Loi bioéthique. L’esprit de résistance

par Gérard Leclerc

jeudi 17 octobre 2019

Manifestation du 6 octobre 2019 contre la PMA sans père et la GPA
© Michel Pourny

L’Assemblée nationale a donc voté le projet de loi bioéthique, en première lecture, à une majorité confortable. Nous ne sommes pas au terme du processus législatif qui va se prolonger quelques mois encore. Cependant, même si une opposition se dessinait au Sénat, le dernier mot reviendrait aux députés et l’on ne peut se faire aucune illusion à leur sujet. Ils sont conquis par l’individualisme contemporain et partagent le sentiment d’un mouvement inéluctable de la société qu’ils identifient au progrès. On peut néanmoins remarquer leur intérêt médiocre pour ces questions dites de bioéthique, du moins si l’on se réfère au petit nombre présent dans l’hémicycle tout long de la discussion du projet de loi.

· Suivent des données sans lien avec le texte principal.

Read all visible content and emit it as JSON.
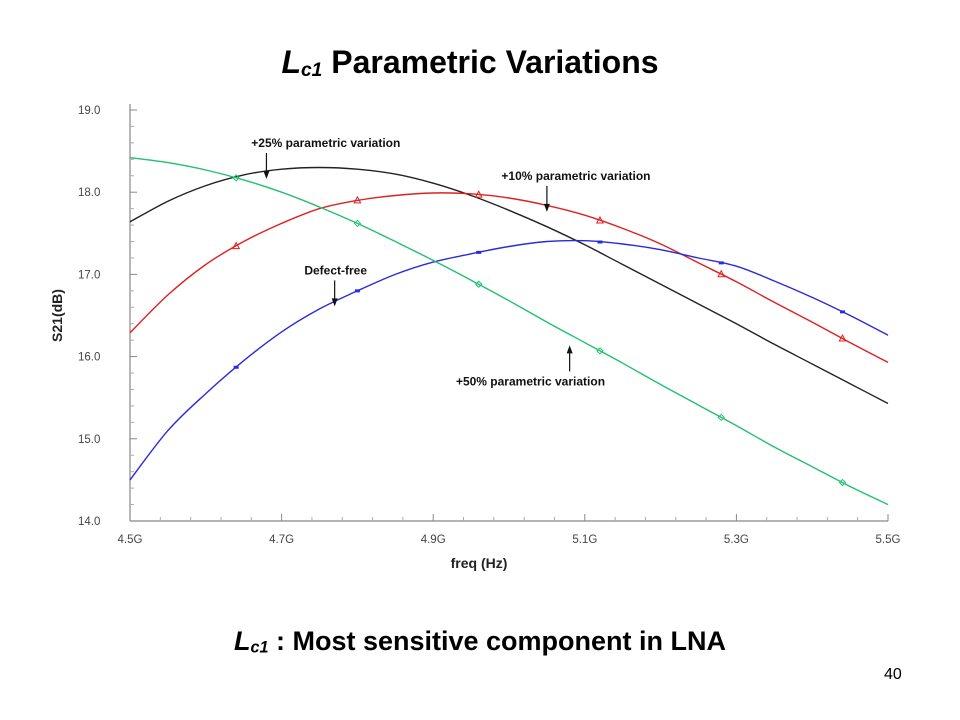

Est-ce à dire que tout est plié, qu’il n’y a donc qu’à se résigner ? La grande manifestation du 6 octobre a montré que non. D’ores et déjà, elle est la plus importante réunie à Paris en cette année 2019, en dépit de tous les pronostics pessimistes et des manœuvres de démobilisation tentées ici où là. Certes, elles contrastent avec l’atonie de l’opinion publique en général, mais elles témoignent d’un rare esprit de résistance. Si c’est le fait d’une minorité, celle-ci est pleinement consciente de l’importance des enjeux, et l’histoire nous montre que ce sont les minorités qui accomplissent souvent les mouvements décisifs.

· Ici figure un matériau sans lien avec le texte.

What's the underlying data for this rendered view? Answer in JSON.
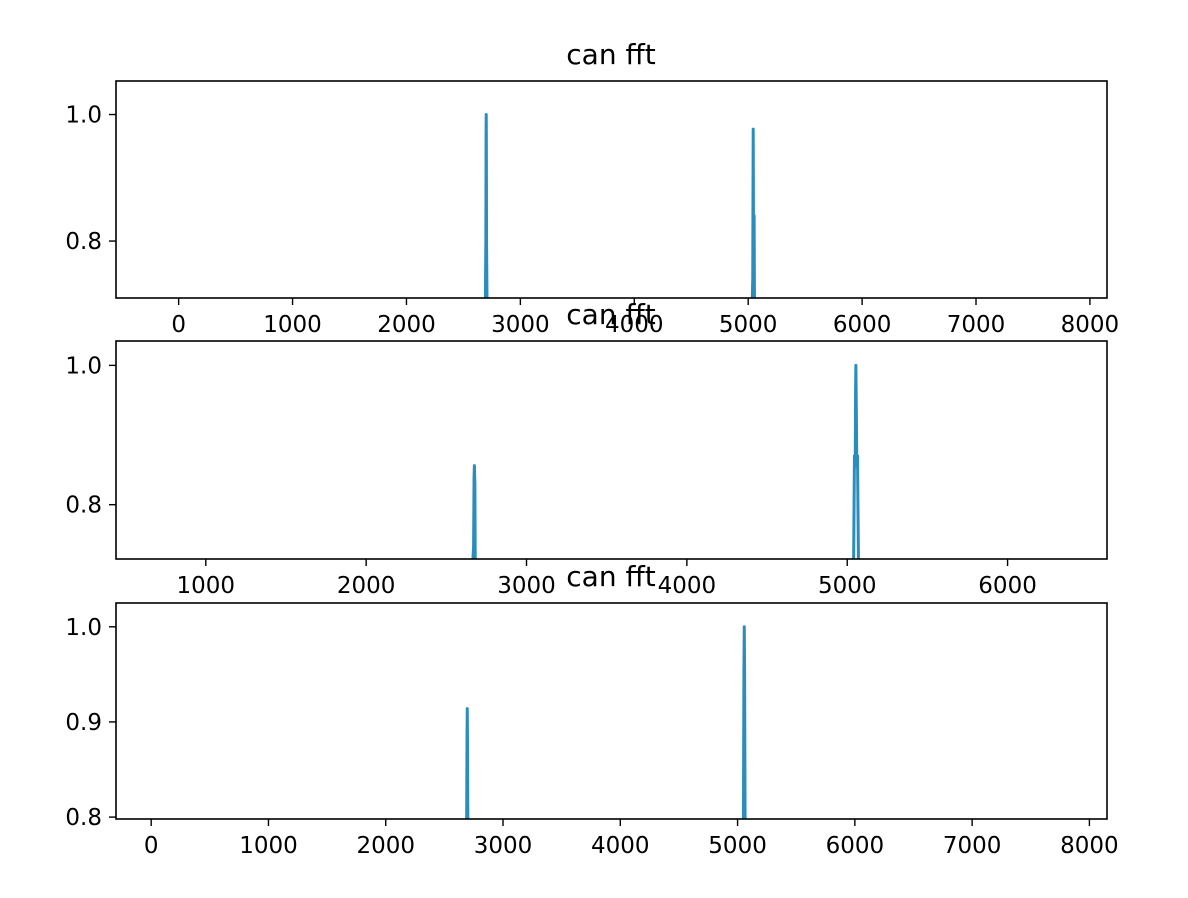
{
  "figure": {
    "line_color": "#2b8cbe",
    "axes_color": "#000000",
    "background": "#ffffff"
  },
  "chart_data": [
    {
      "type": "line",
      "title": "can fft",
      "xlabel": "",
      "ylabel": "",
      "xlim": [
        -550,
        8150
      ],
      "ylim": [
        0.71,
        1.053
      ],
      "grid": false,
      "xticks": [
        0,
        1000,
        2000,
        3000,
        4000,
        5000,
        6000,
        7000,
        8000
      ],
      "yticks": [
        0.8,
        1.0
      ],
      "ytick_labels": [
        "0.8",
        "1.0"
      ],
      "series": [
        {
          "x": [
            2693,
            2697,
            2699,
            2700,
            2701,
            2703,
            2707
          ],
          "y": [
            0.71,
            0.8,
            0.97,
            1.0,
            0.97,
            0.8,
            0.71
          ]
        },
        {
          "x": [
            5036,
            5040,
            5042,
            5044,
            5046,
            5048,
            5050,
            5052,
            5055
          ],
          "y": [
            0.71,
            0.74,
            0.85,
            0.977,
            0.85,
            0.71,
            0.71,
            0.84,
            0.71
          ]
        }
      ]
    },
    {
      "type": "line",
      "title": "can fft",
      "xlabel": "",
      "ylabel": "",
      "xlim": [
        440,
        6620
      ],
      "ylim": [
        0.722,
        1.035
      ],
      "grid": false,
      "xticks": [
        1000,
        2000,
        3000,
        4000,
        5000,
        6000
      ],
      "yticks": [
        0.8,
        1.0
      ],
      "ytick_labels": [
        "0.8",
        "1.0"
      ],
      "series": [
        {
          "x": [
            2666,
            2670,
            2673,
            2675,
            2678,
            2680
          ],
          "y": [
            0.722,
            0.74,
            0.84,
            0.856,
            0.83,
            0.722
          ]
        },
        {
          "x": [
            5040,
            5045,
            5050,
            5052,
            5054,
            5057,
            5060,
            5064,
            5070
          ],
          "y": [
            0.722,
            0.87,
            0.86,
            0.96,
            1.0,
            0.93,
            0.855,
            0.87,
            0.722
          ]
        }
      ]
    },
    {
      "type": "line",
      "title": "can fft",
      "xlabel": "",
      "ylabel": "",
      "xlim": [
        -300,
        8150
      ],
      "ylim": [
        0.798,
        1.025
      ],
      "grid": false,
      "xticks": [
        0,
        1000,
        2000,
        3000,
        4000,
        5000,
        6000,
        7000,
        8000
      ],
      "yticks": [
        0.8,
        0.9,
        1.0
      ],
      "ytick_labels": [
        "0.8",
        "0.9",
        "1.0"
      ],
      "series": [
        {
          "x": [
            2690,
            2693,
            2695,
            2697,
            2700
          ],
          "y": [
            0.798,
            0.88,
            0.914,
            0.88,
            0.798
          ]
        },
        {
          "x": [
            5050,
            5054,
            5057,
            5060,
            5064
          ],
          "y": [
            0.798,
            0.95,
            1.0,
            0.95,
            0.798
          ]
        }
      ]
    }
  ]
}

Il s’agit aussi de bien comprendre la nature fondamentalement civilisationnelle du débat engagé. Les promoteurs de la PMA et de la GPA se réclament d’un individualisme éthique qui revendique tous les droits. Au terme, c’est la destruction totale du lien social qui se profile, car, comme l’écrit Paul Thibaud, il y a impossibilité de produire du droit commun par la simple addition des droits individuels. Ce sera aussi « la plus grande victoire, pour reprendre les termes d’Henrik Lindell, du business et du capitalisme déshumanisant jamais obtenue : la famille – et il s’agit de l’idée même de père, voire de la mère (ça viendra) – sera engloutie dans l’inexorable extension du domaine du marché. Et l’enfant, lui, sera tout simplement privatisé. » Est-ce vraiment ce que veut le législateur, l’opinion peut-elle adhérer longtemps à ce projet nihiliste ? Plus que jamais, c’est l’esprit de résistance qui s’impose contre tous les défaitismes.

Chronique diffusée sur Radio Notre-Dame le 17 octobre 2019.